Cosine has launched Genie, which the company describes as an "AI software engineer". Genie's most noteworthy capability is that it scores 30% on SWE-Bench, a standard benchmark in software engineering. Genie has attained state-of-the-art performance thanks to this score, surpassing Amazon's coding assistant Q, Factory's Code Droid scores, and Cognition's Devin. Genie can work autonomously or in collaboration with human developers, performing tasks like solving bugs, building features, and code refactoring in 15 popular programming languages, including JavaScript, Python, and TypeScript.

The secret to Genie's performance is Cosine's proprietary dataset. The company reports that it has been working for months on a dataset based on real development activity from human programmers, and enhanced with AI-powered methods that enable the reconstruction of the implied reasoning and decision-taking that led to the final result. An upshot to Cosine's data pipeline is that as the LLMs used to reconstruct the reasoning process behind the data improve, the quality of the extracted data increases, vastly improving the performance of the final model. Once trained, the model is also added to the pipeline, allowing the next version to learn from its predecessor's mistakes.

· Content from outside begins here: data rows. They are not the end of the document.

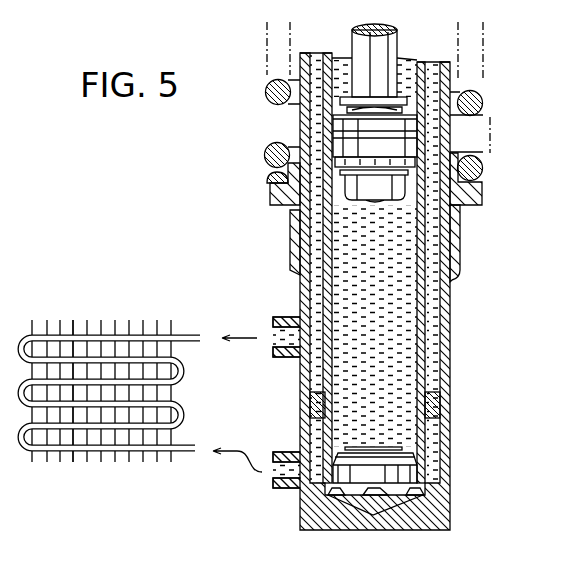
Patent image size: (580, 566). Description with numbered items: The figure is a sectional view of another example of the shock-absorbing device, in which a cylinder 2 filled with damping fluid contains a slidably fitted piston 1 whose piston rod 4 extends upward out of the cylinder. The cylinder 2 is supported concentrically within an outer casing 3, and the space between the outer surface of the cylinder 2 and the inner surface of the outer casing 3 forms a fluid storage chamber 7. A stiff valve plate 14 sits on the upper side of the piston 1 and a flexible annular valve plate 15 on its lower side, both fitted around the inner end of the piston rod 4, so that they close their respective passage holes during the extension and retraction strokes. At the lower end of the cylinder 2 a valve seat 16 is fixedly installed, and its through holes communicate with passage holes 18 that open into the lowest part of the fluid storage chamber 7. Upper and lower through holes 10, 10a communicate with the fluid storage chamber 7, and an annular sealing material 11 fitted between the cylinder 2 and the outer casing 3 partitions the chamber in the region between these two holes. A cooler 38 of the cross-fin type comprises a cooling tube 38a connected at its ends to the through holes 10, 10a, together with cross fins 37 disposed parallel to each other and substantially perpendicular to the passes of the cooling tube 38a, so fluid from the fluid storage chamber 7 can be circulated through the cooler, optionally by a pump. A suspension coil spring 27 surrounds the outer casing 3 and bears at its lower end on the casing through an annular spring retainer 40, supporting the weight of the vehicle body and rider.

The piston 1 is at (420, 124).
The cylinder 2 is at (421, 325).
The outer casing 3 is at (448, 292).
The piston rod 4 is at (387, 39).
The fluid storage chamber 7 is at (298, 233).
The upper through hole 10 is at (277, 333).
The lower through hole 10a is at (270, 475).
The annular sealing material 11 is at (433, 402).
The valve plate 14 is at (408, 103).
The annular valve plate 15 is at (420, 160).
The valve seat 16 is at (414, 470).
The passage holes 18 is at (412, 493).
The suspension coil spring 27 is at (266, 90).
The cross fins 37 is at (88, 452).
The cooler 38 is at (108, 322).
The cooling tube 38a is at (68, 332).
The annular spring retainer 40 is at (278, 193).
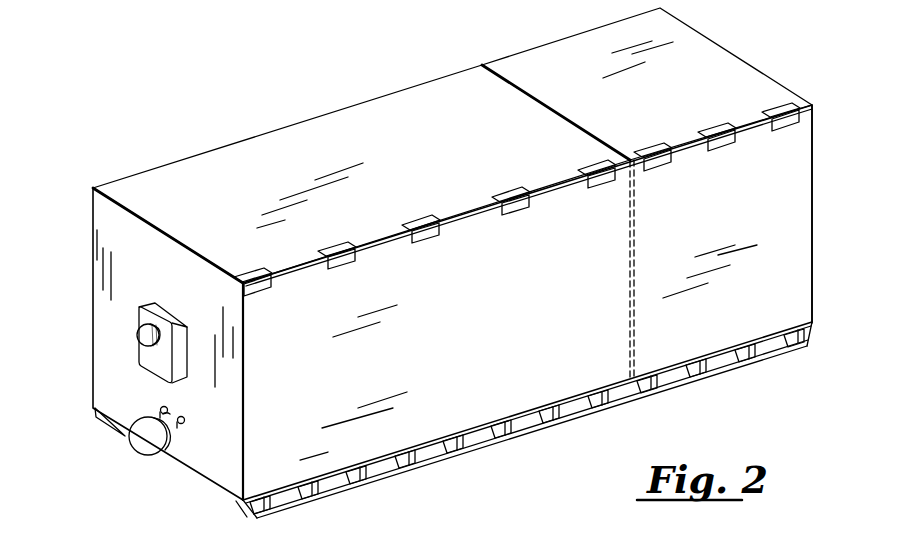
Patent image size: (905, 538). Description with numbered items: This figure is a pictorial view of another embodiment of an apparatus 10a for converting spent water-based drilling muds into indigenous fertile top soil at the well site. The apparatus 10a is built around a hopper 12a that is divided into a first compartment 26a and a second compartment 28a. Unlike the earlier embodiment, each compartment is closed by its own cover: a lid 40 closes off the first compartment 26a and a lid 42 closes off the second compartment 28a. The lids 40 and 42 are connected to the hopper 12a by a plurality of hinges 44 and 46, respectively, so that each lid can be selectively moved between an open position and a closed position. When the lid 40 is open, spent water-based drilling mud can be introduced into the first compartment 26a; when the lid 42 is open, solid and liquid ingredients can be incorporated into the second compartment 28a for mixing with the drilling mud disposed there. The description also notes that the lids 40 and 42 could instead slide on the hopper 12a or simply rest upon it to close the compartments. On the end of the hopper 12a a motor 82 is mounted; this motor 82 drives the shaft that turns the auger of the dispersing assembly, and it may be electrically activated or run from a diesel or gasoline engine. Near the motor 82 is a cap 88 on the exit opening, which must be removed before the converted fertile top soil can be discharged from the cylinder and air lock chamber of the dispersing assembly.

The apparatus 10a is at (423, 40).
The hopper 12a is at (86, 252).
The first compartment 26a is at (793, 181).
The second compartment 28a is at (262, 433).
The lid 40 is at (735, 63).
The lid 42 is at (277, 143).
The hinges 44 is at (725, 120).
The hinges 46 is at (338, 240).
The motor 82 is at (125, 337).
The cap 88 is at (126, 445).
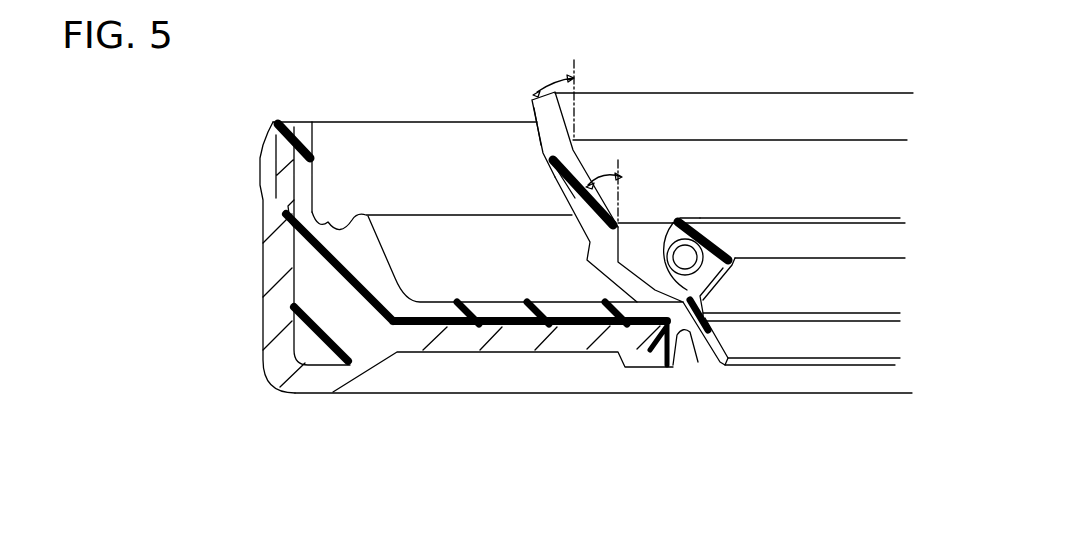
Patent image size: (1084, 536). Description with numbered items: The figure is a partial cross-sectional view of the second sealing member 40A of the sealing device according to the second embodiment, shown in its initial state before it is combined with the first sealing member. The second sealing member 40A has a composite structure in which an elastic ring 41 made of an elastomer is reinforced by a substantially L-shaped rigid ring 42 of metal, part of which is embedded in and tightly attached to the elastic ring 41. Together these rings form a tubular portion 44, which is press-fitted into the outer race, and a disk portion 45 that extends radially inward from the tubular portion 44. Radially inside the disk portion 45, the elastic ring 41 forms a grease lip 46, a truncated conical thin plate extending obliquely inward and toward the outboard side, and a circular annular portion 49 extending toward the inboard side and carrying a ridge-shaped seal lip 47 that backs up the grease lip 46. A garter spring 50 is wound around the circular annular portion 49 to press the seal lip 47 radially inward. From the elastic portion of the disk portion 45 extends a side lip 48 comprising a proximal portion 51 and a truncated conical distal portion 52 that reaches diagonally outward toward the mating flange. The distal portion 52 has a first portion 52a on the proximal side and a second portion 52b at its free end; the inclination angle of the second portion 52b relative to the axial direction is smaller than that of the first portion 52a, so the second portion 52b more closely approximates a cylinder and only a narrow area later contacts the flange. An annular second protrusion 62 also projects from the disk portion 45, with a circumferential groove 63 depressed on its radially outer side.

The second sealing member 40A is at (398, 440).
The elastic ring 41 is at (523, 317).
The rigid ring 42 is at (277, 302).
The tubular portion 44 is at (313, 267).
The disk portion 45 is at (477, 330).
The grease lip 46 is at (710, 355).
The seal lip 47 is at (738, 255).
The side lip 48 is at (583, 157).
The circular annular portion 49 is at (710, 298).
The garter spring 50 is at (672, 240).
The proximal portion 51 is at (595, 258).
The distal portion 52 is at (590, 162).
The first portion 52a is at (570, 193).
The second portion 52b is at (537, 130).
The second protrusion 62 is at (300, 240).
The circumferential groove 63 is at (300, 212).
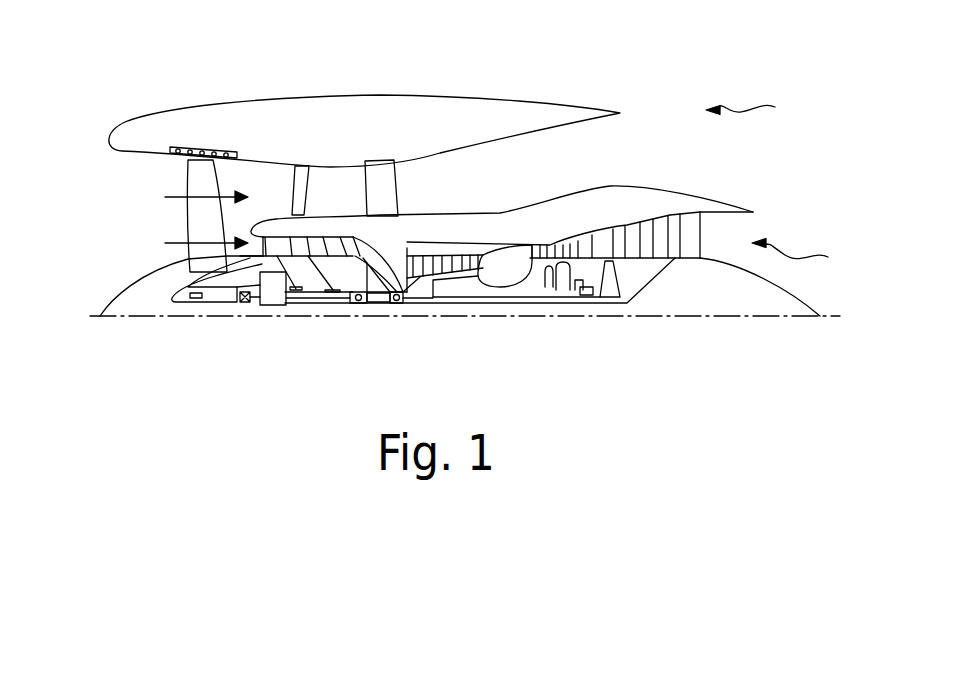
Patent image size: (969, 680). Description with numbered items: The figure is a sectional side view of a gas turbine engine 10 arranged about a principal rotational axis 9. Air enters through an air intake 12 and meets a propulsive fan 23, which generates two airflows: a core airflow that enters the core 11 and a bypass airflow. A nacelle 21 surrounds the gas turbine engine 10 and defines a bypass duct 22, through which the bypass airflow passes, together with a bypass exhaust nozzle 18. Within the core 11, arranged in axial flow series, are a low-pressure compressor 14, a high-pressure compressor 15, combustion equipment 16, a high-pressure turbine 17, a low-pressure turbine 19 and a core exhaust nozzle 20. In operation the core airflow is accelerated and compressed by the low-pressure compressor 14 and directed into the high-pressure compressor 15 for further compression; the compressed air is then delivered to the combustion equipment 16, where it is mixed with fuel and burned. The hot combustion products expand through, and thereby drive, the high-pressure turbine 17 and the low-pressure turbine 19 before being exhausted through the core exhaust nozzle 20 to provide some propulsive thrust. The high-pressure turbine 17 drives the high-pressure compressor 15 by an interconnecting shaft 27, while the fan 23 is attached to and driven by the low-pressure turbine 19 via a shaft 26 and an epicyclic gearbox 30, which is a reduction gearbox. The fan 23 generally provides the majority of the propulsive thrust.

Cosine shared it uses long-context models from OpenAI as its foundational models. However, the company aims to apply its flexible training method to release Genie models in various sizes, each suited to different tasks. Likewise, Cosine also plans to context-extend a leading open-source foundation model to have options available in both the open and closed-source ecosystems. Generally, the company plans to strengthen its dataset and model offerings in parallel, gathering as much feedback as possible. The coding assistant space is shaping up to be a tough one to be in, given the amount of competition, but Cosine's novel approach is sure to make a lasting impact.